GUIDE: Sorry about that, someone thought it would be funny to make a fool out of Comedy. I can assure you that it will not happen again.

(The stage is filled with dance club style lighting, and CROSS-DRESSING saunters onto the stage, wearing a dress and high heels.)

GUIDE: This is one of our more eccentric elements, Cross-Dressing. Cross-Dressing was a necessary part of early theatrical work, since all parts were played by men. These days, it is most commonly found in student plays and low budget productions, but it is appearing more and more in major works. I guess there's just something about wearing a dress that makes a guy want to get up on stage.

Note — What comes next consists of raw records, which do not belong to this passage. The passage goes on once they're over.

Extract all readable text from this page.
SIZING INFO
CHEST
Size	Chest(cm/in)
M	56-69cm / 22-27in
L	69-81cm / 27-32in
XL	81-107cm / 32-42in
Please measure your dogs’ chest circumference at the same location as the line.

GUIDE: Now that we have everything out here, you're probably wondering how the artist puts it all together into a coherent and entertaining work of art. (ARTIST seems to awaken at the mention of this task, as if he's been wondering the same thing.) It is usually a painstaking process of meticulously weaving everything together into a complex plot, similar to the process an expert surgeon uses to repair a damaged human organ. (ARTIST is obviously displeased at the thought of this, and seems to feel as if he is in way over his head.) Many times though the artist simply lumps everything together, hoping that the details will work themselves out with little intervention on his part. (ARTIST suddenly perks up at the mention of this idea, and quickly begins herding all the VISIONS and ELEMENTS onto the stage.) The result of all of this is hopefully a true work of art, entertaining while making the audience think. Not all plays approach this ideal, but...

(GUIDE is broken off as ARTIST's work takes shape. The ensuing chaos is almost unimaginable. The lighting and sound contribute to the actions on the stage. CHAOS drifts apart to watch, obviously approving of what is going on. The other VISIONS and ELEMENTS mix with each other in all sorts of ways that seem completely out of place. CROSS-DRESSING is the most active, getting hit on by COMEDY, dancing with REALITY, and exchanging punches with the two components of VIOLENCE. The individuals from ROMANCE proceed to dance and fight with the others, and PURITY at first seems confused, but later joins in the chaos. ARTIST slowly steps away from the mess, trying not to draw attention to himself.)

GUIDE: (To the stage) Um. (Louder) Ahem. (Shouting) Excuse me!

(Everyone suddenly freezes, the sound stops, and lighting is returned to normal. ARTIST is close to the front corner of the stage, trying to escape. PURITY is in the middle of the stage, on top of the woman from ROMANCE and pulling her hair. COMEDY is passed out next to them. REALITY is tangoing with one of the two men from VIOLENCE. CROSS-DRESSING appears to be making out with the other man from VIOLENCE toward the back of the stage. The man from ROMANCE is off to the side with CHAOS, and they both seem to be quite high.)

GUIDE: (To ARTIST) Where do you think you're going? Don't think you can just create this mess and just walk away like it's not your problem. (To everyone else on stage) And as for the rest of you... You should all be ashamed of yourselves. This is not the way you're supposed to act when you're on stage. Now I want all of you to go backstage and think about what you've done. (To audience) I'm really sorry about this, that is absolutely not what we try to create out here. Anyway, I hope you learned something, anything, from this. Now you can have your intermission, you've earned it.